The .Machine object in R (found in the base package) can give you specific details about how your computer/operation system stores different types of data.

str(.Machine)
List of 18
 $ double.eps           : num 2.22e-16
 $ double.neg.eps       : num 1.11e-16
 $ double.xmin          : num 2.23e-308
 $ double.xmax          : num 1.8e+308
 $ double.base          : int 2
 $ double.digits        : int 53
 $ double.rounding      : int 5
 $ double.guard         : int 0
 $ double.ulp.digits    : int -52
 $ double.neg.ulp.digits: int -53
 $ double.exponent      : int 11
 $ double.min.exp       : int -1022
 $ double.max.exp       : int 1024
 $ integer.max          : int 2147483647
 $ sizeof.long          : int 8
 $ sizeof.longlong      : int 8
 $ sizeof.longdouble    : int 16
 $ sizeof.pointer       : int 8

The floating point representation of a decimal number contains a set of bits representing the exponent and another set of bits representing the significand or the mantissa. Here the number of bits used for the exponent is 11, from double.exponent, and the number of bits for the significand is 53, from the double.digits element. Together, each double precision floating point number requires 64 bits, or 8 bytes to store.

For integers, we can see that the maximum integer indicated by the integer.max is 2147483647, we can take the base 2 log of that number and see that it requires 31 bits to encode. Because we need another bit to encode the sign of the number, the total number of bits for an integer is 32, or 4 bytes.

Much of the point of this discussion of memory is to determine if your computer has sufficient memory to do the work you want to do.

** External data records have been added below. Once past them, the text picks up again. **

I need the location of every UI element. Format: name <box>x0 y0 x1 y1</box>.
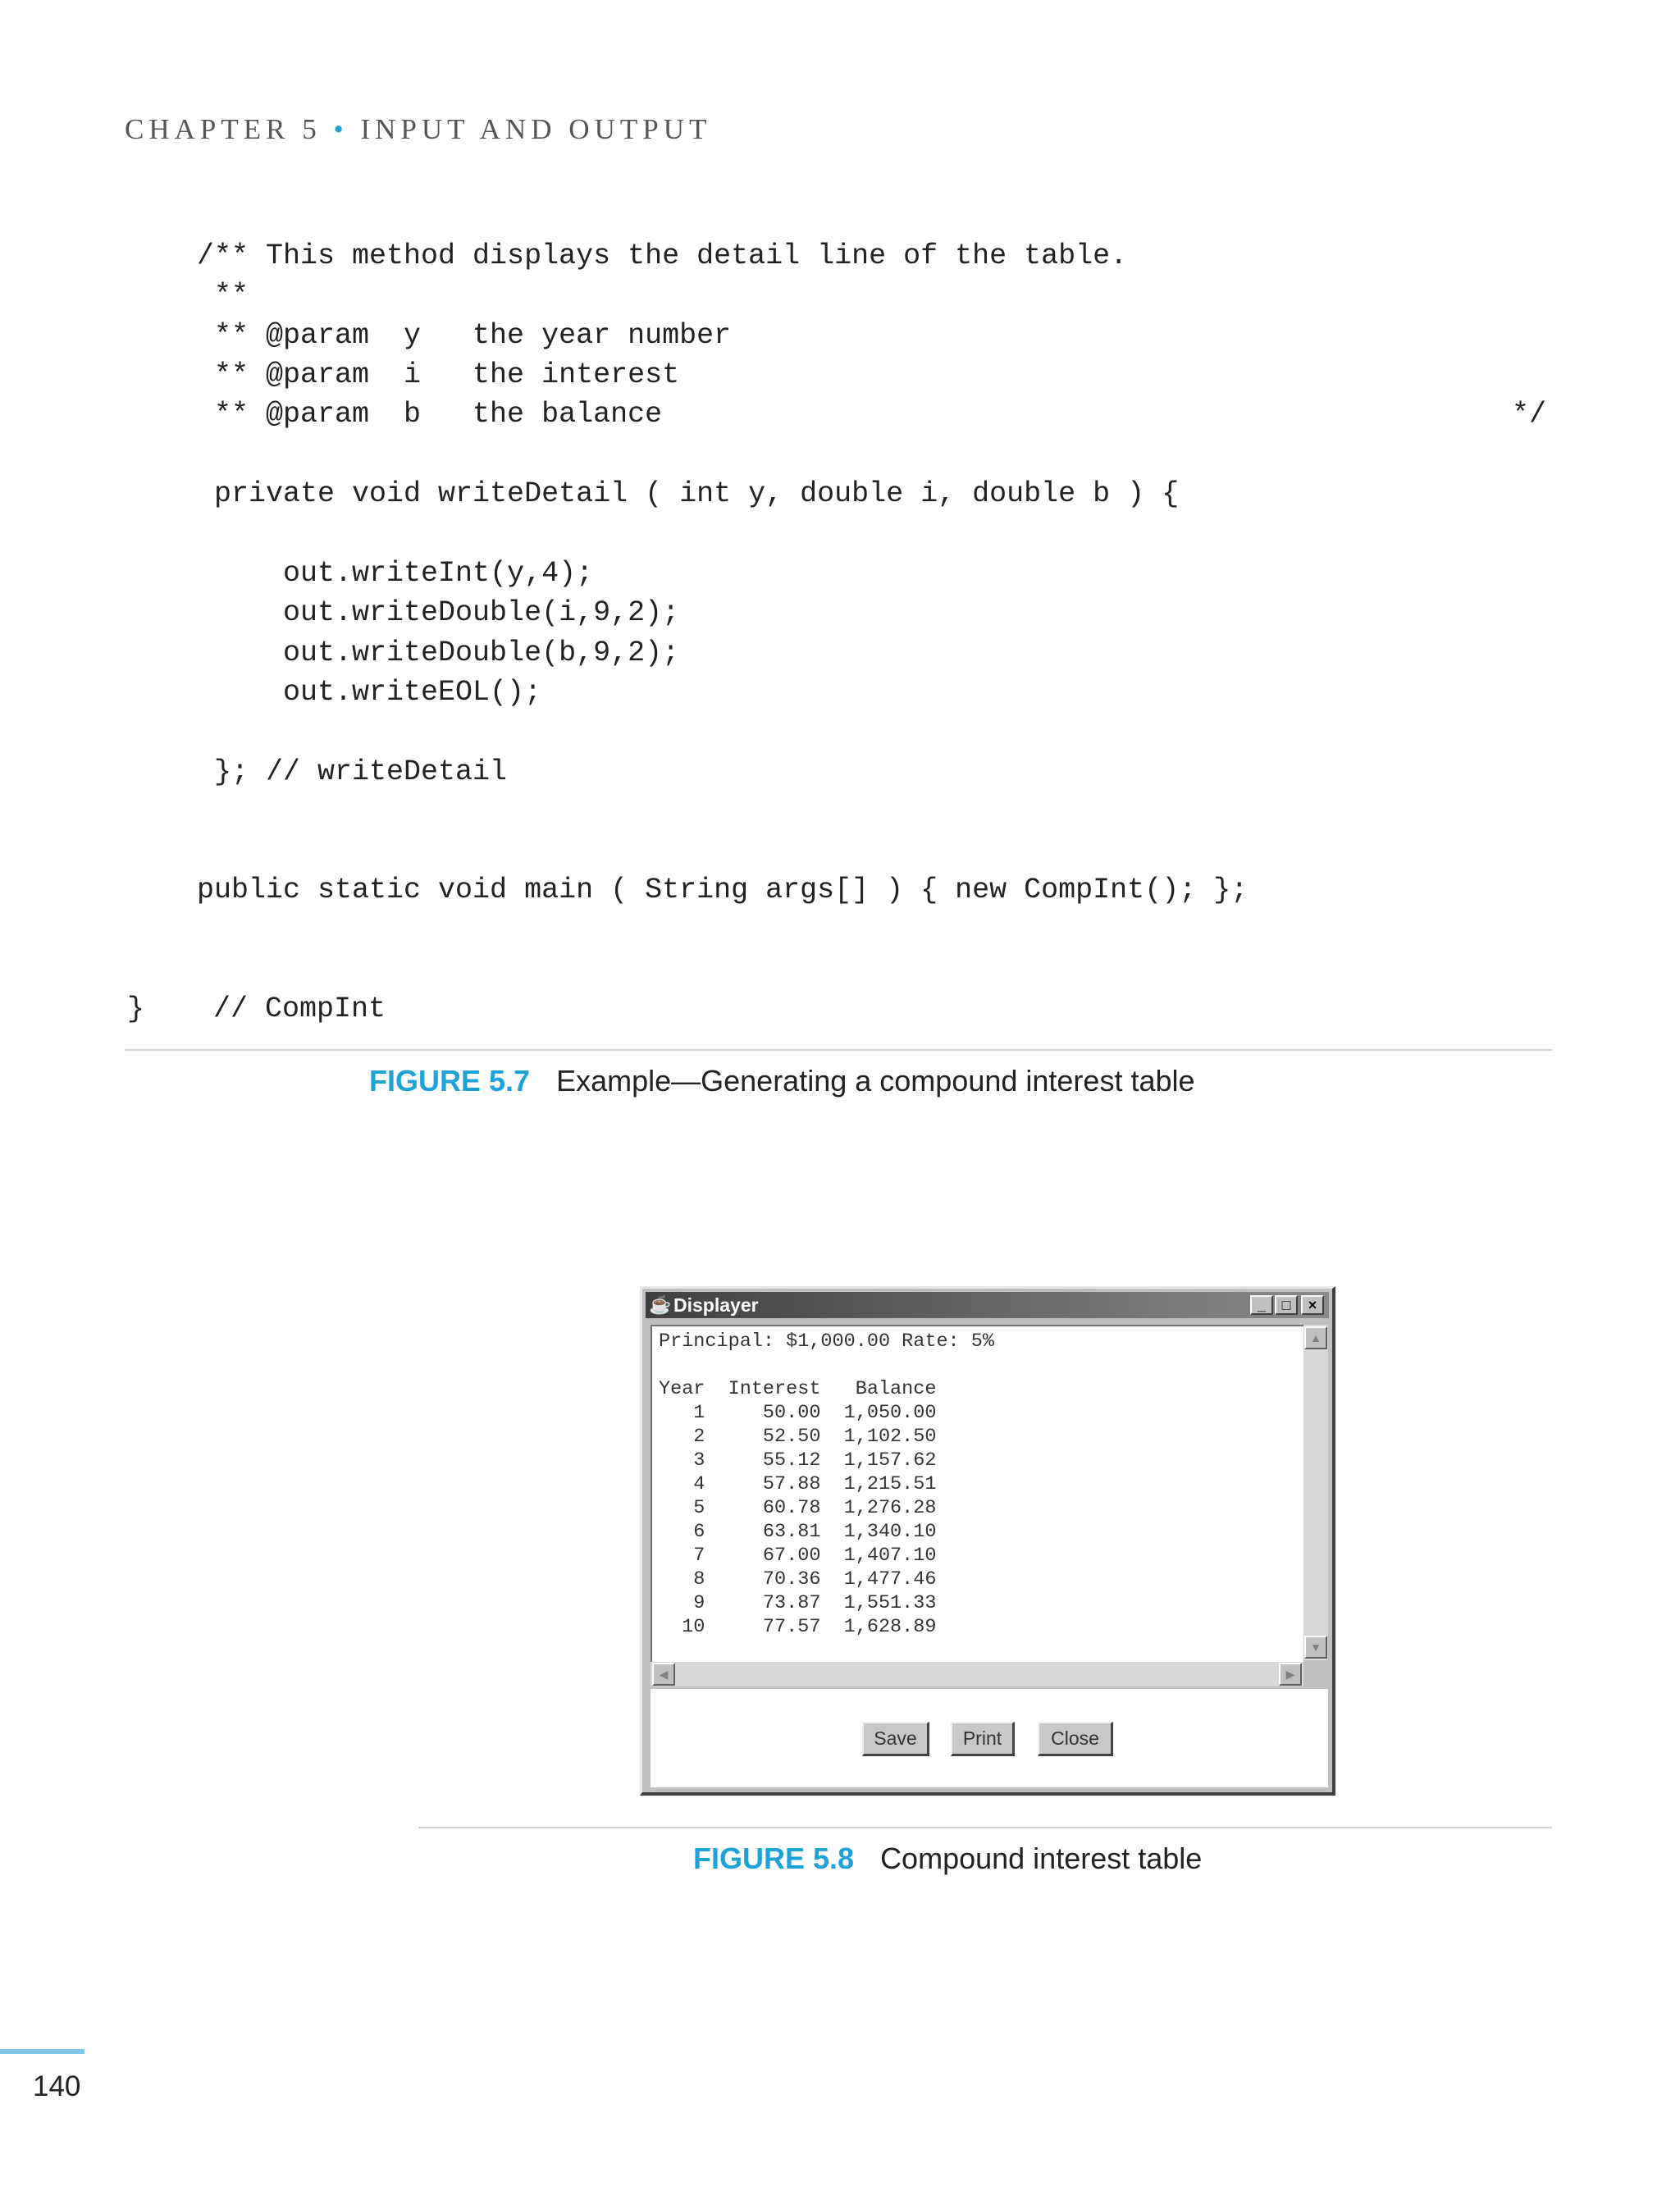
scroll-right-icon[interactable]: ▶ <box>1279 1663 1302 1686</box>
displayer-window <box>640 1286 1335 1796</box>
code-line: public static void main ( String args[] ) { new CompInt(); }; <box>197 874 1249 906</box>
output-line: 8 70.36 1,477.46 <box>659 1568 937 1591</box>
figure-number: FIGURE 5.8 <box>693 1842 855 1875</box>
code-line: ** @param y the year number <box>197 319 732 352</box>
code-line: out.writeDouble(i,9,2); <box>197 596 680 629</box>
code-line: out.writeInt(y,4); <box>197 557 594 590</box>
title-bar[interactable] <box>646 1292 1329 1318</box>
figure-5-8-caption <box>693 1842 1202 1876</box>
horizontal-scrollbar[interactable] <box>651 1662 1303 1686</box>
output-line: 7 67.00 1,407.10 <box>659 1545 937 1567</box>
code-line: } // CompInt <box>127 993 386 1025</box>
output-line: 3 55.12 1,157.62 <box>659 1449 937 1472</box>
code-line: */ <box>1512 398 1547 431</box>
output-line: 9 73.87 1,551.33 <box>659 1592 937 1614</box>
close-button[interactable]: Close <box>1038 1722 1113 1756</box>
figure-caption-text: Compound interest table <box>880 1842 1203 1875</box>
figure-rule <box>418 1827 1552 1828</box>
bullet-separator: • <box>333 113 349 145</box>
figure-rule <box>125 1049 1552 1051</box>
java-cup-icon: ☕ <box>649 1294 672 1315</box>
code-line: }; // writeDetail <box>197 755 508 788</box>
page-number: 140 <box>33 2070 81 2102</box>
scroll-left-icon[interactable]: ◀ <box>652 1663 675 1686</box>
output-line: Principal: $1,000.00 Rate: 5% <box>659 1330 994 1353</box>
save-button[interactable]: Save <box>862 1722 929 1756</box>
maximize-icon[interactable]: □ <box>1275 1295 1298 1315</box>
window-title: Displayer <box>673 1294 759 1316</box>
figure-number: FIGURE 5.7 <box>369 1064 531 1098</box>
figure-caption-text: Example—Generating a compound interest table <box>556 1064 1195 1098</box>
code-line: out.writeDouble(b,9,2); <box>197 637 680 669</box>
chapter-title: INPUT AND OUTPUT <box>360 113 712 145</box>
button-panel <box>651 1689 1328 1787</box>
output-text-area[interactable] <box>651 1325 1303 1662</box>
code-line: ** @param i the interest <box>197 358 680 391</box>
print-button[interactable]: Print <box>951 1722 1015 1756</box>
running-head <box>125 113 711 146</box>
output-line: 5 60.78 1,276.28 <box>659 1497 937 1519</box>
vertical-scrollbar[interactable] <box>1303 1325 1328 1660</box>
page-tab <box>0 2049 84 2054</box>
close-icon[interactable]: × <box>1301 1295 1324 1315</box>
scroll-down-icon[interactable]: ▼ <box>1304 1636 1327 1659</box>
figure-5-7-caption <box>369 1064 1195 1098</box>
minimize-icon[interactable]: _ <box>1250 1295 1273 1315</box>
scroll-up-icon[interactable]: ▲ <box>1304 1326 1327 1349</box>
output-line: 1 50.00 1,050.00 <box>659 1402 937 1424</box>
output-line: 2 52.50 1,102.50 <box>659 1426 937 1448</box>
code-line: /** This method displays the detail line of the table. <box>197 240 1128 272</box>
chapter-label: CHAPTER 5 <box>125 113 322 145</box>
code-line: ** @param b the balance <box>197 398 663 431</box>
code-line: out.writeEOL(); <box>197 676 542 709</box>
output-line: 6 63.81 1,340.10 <box>659 1521 937 1543</box>
code-line: ** <box>197 279 249 312</box>
code-line: private void writeDetail ( int y, double i, double b ) { <box>197 477 1180 510</box>
output-line: 10 77.57 1,628.89 <box>659 1616 937 1638</box>
output-line: Year Interest Balance <box>659 1378 937 1400</box>
output-line: 4 57.88 1,215.51 <box>659 1473 937 1495</box>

If you determine that the data you’re working with cannot be completely stored in memory for a given R session, then you may need to resort to alternate tactics. We discuss one such alternative in the section below, “Working with large datasets”.

1.8.2 Internal Memory Management in R

If you’re familiar with other programming languages like C, you’ll notice that you do not need to explicitly allocate and de-allocate memory for objects in R. This is because R has a garbage collection system that recycles unused memory and gives it back to R. This happens automatically without the need for user intervention.

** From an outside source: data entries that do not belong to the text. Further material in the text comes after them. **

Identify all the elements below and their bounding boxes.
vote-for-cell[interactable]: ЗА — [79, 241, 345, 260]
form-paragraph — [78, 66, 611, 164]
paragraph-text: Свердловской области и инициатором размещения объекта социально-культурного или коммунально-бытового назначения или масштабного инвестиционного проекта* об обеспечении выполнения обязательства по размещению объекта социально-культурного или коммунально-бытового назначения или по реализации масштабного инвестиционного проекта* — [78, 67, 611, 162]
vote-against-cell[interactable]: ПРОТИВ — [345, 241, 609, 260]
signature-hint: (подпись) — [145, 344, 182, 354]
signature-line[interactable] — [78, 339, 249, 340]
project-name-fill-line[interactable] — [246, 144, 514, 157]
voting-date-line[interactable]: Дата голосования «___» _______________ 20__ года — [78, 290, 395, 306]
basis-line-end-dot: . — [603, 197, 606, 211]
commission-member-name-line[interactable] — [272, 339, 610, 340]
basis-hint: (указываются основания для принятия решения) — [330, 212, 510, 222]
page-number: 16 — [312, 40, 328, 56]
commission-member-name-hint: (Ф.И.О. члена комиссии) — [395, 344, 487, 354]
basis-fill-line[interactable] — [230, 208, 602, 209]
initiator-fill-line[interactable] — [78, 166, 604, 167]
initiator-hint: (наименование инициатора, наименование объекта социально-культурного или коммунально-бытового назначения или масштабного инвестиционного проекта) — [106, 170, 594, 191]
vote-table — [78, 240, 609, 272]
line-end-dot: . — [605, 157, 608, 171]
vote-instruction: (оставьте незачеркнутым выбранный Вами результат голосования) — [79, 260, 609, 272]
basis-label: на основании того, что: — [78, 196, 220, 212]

Roughly, R will periodically cycle through all of the objects that have been created and see if there are still any references to the object somewhere in the session. If there are no references, the object is garbage-collected and the memory returned. Under normal usage, the garbage collection is not noticeable, but occasionally, when working with very large R objects, you may notice a “hiccup” in your R session when R triggers a garbage collection to reclaim unused memory. There’s not really anything you can do about this except not panic when it happens.

The gc() function in the base package can be used to explicitly trigger a garbage collection in R. Calling gc() explicitly is never actually needed, but it does produce some output that is worth understanding.

gc()
          used  (Mb) gc trigger  (Mb) max used  (Mb)
Ncells 2047348 109.4    3205452 171.2  3205452 171.2
Vcells 4929073  37.7   15695277 119.8 19618287 149.7

The used column gives you the amount of memory currently being used by R. The distinction between Ncells and Vcells is not important—the mem_used() function in pryr essentially gives you the sum of this column. The gc trigger column gives you the amount of memory that can be used before a garbage collection is triggered. Generally, you will see this number go up as you allocate more objects and use more memory. The max used column shows the maximum space used since the last call to gc(reset = TRUE) and is not particularly useful.